The 17th of May celebrations began in 1869 when someone suggested that the people gather to commemorate the 1814 event by forming a procession though the streets. Today one can find processions of children with their banners, flags and bands. The parade passes the palace in Oslo where the royal family waves to the crowds. Thousands of people dress in national costumes for the annual event.
In 1905, Norway broke the bond with Sweden and became independent. A Danish prince was invited to become king and he became know as King Haakon VII.
Oslo, Norway - This somewhat worn knife says "Jubilaeum sutstilling 1914" on the obverse and "Akershus" on the reverse. The blade is marked TRIO. The knife is celebrating 100 years of Independence from Denmark. Akershus is the name of the "fylke" (county) in which Oslo is located. It is also the name of an old castle in Oslo which is often used for various public events. The large grounds around the castle no doubt hosted part of the 1914 celebration.

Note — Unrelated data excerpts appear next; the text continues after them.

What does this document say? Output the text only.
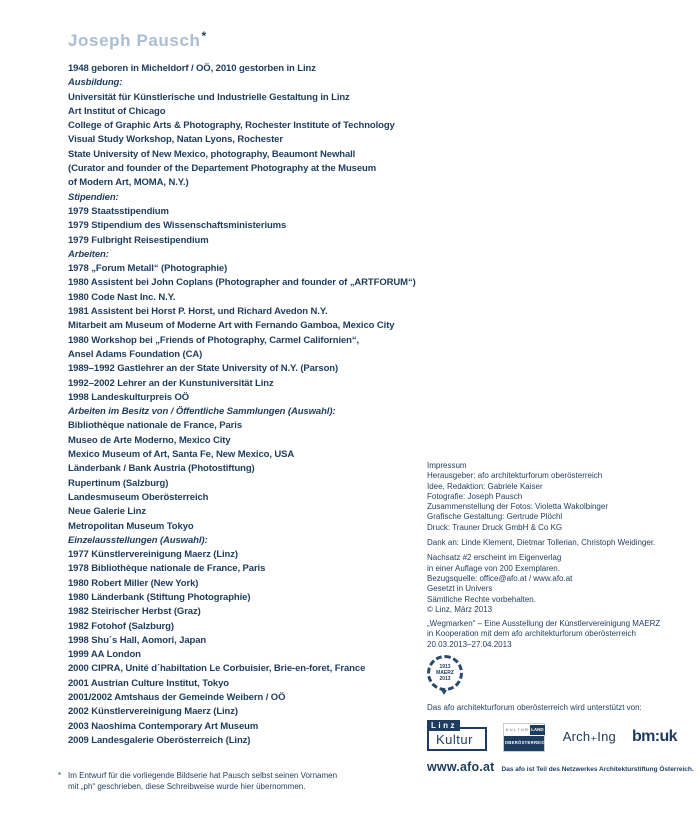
Joseph Pausch*
1948 geboren in Micheldorf / OÖ, 2010 gestorben in Linz
Ausbildung:
Universität für Künstlerische und Industrielle Gestaltung in Linz
Art Institut of Chicago
College of Graphic Arts & Photography, Rochester Institute of Technology
Visual Study Workshop, Natan Lyons, Rochester
State University of New Mexico, photography, Beaumont Newhall
(Curator and founder of the Departement Photography at the Museum
of Modern Art, MOMA, N.Y.)
Stipendien:
1979 Staatsstipendium
1979 Stipendium des Wissenschaftsministeriums
1979 Fulbright Reisestipendium
Arbeiten:
1978 „Forum Metall“ (Photographie)
1980 Assistent bei John Coplans (Photographer and founder of „ARTFORUM“)
1980 Code Nast Inc. N.Y.
1981 Assistent bei Horst P. Horst, und Richard Avedon N.Y.
Mitarbeit am Museum of Moderne Art with Fernando Gamboa, Mexico City
1980 Workshop bei „Friends of Photography, Carmel Californien“,
Ansel Adams Foundation (CA)
1989–1992 Gastlehrer an der State University of N.Y. (Parson)
1992–2002 Lehrer an der Kunstuniversität Linz
1998 Landeskulturpreis OÖ
Arbeiten im Besitz von / Öffentliche Sammlungen (Auswahl):
Bibliothèque nationale de France, Paris
Museo de Arte Moderno, Mexico City
Mexico Museum of Art, Santa Fe, New Mexico, USA
Länderbank / Bank Austria (Photostiftung)
Rupertinum (Salzburg)
Landesmuseum Oberösterreich
Neue Galerie Linz
Metropolitan Museum Tokyo
Einzelausstellungen (Auswahl):
1977 Künstlervereinigung Maerz (Linz)
1978 Bibliothèque nationale de France, Paris
1980 Robert Miller (New York)
1980 Länderbank (Stiftung Photographie)
1982 Steirischer Herbst (Graz)
1982 Fotohof (Salzburg)
1998 Shu´s Hall, Aomori, Japan
1999 AA London
2000 CIPRA, Unité d´habiltation Le Corbuisier, Brie-en-foret, France
2001 Austrian Culture Institut, Tokyo
2001/2002 Amtshaus der Gemeinde Weibern / OÖ
2002 Künstlervereinigung Maerz (Linz)
2003 Naoshima Contemporary Art Museum
2009 Landesgalerie Oberösterreich (Linz)
Impressum
Herausgeber: afo architekturforum oberösterreich
Idee, Redaktion: Gabriele Kaiser
Fotografie: Joseph Pausch
Zusammenstellung der Fotos: Violetta Wakolbinger
Grafische Gestaltung: Gertrude Plöchl
Druck: Trauner Druck GmbH & Co KG
Dank an: Linde Klement, Dietmar Tollerian, Christoph Weidinger.
Nachsatz #2 erscheint im Eigenverlag
in einer Auflage von 200 Exemplaren.
Bezugsquelle: office@afo.at / www.afo.at
Gesetzt in Univers
Sämtliche Rechte vorbehalten.
© Linz, März 2013
„Wegmarken“ – Eine Ausstellung der Künstlervereinigung MAERZ
in Kooperation mit dem afo architekturforum oberösterreich
20.03.2013–27.04.2013
1913
MAERZ
2013
Das afo architekturforum oberösterreich wird unterstützt von:
Linz
Kultur
KULTUR LAND
OBERÖSTERREICH Arch₊Ing bm:uk
www.afo.at Das afo ist Teil des Netzwerkes Architekturstiftung Österreich.
* Im Entwurf für die vorliegende Bildserie hat Pausch selbst seinen Vornamen
mit „ph“ geschrieben, diese Schreibweise wurde hier übernommen.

Norwegian Corkscrew Patent
Oslo, Norway - In 1922 Norwegian Patent Number 38,579 was secured by Paul Sharsten. In this corkscrew design, the ring in the middle of the sheath fits the inside of the top of the cap lifter to serve as the handle. Handles can be found in several interesting designs. Plain examples can be found with the patent number marked whereas the more decorative versions usually have only silver marks.
New London, Connecticut, May 17 , 1910 - Harry A. Chippendale has been granted U. S. Patent Number 958,092 for his "Cigar-Cutter Forming Part of a Combination-Tool."
The patent has been assigned to James Sweeney of New London and is already produced under the product name "Bestever."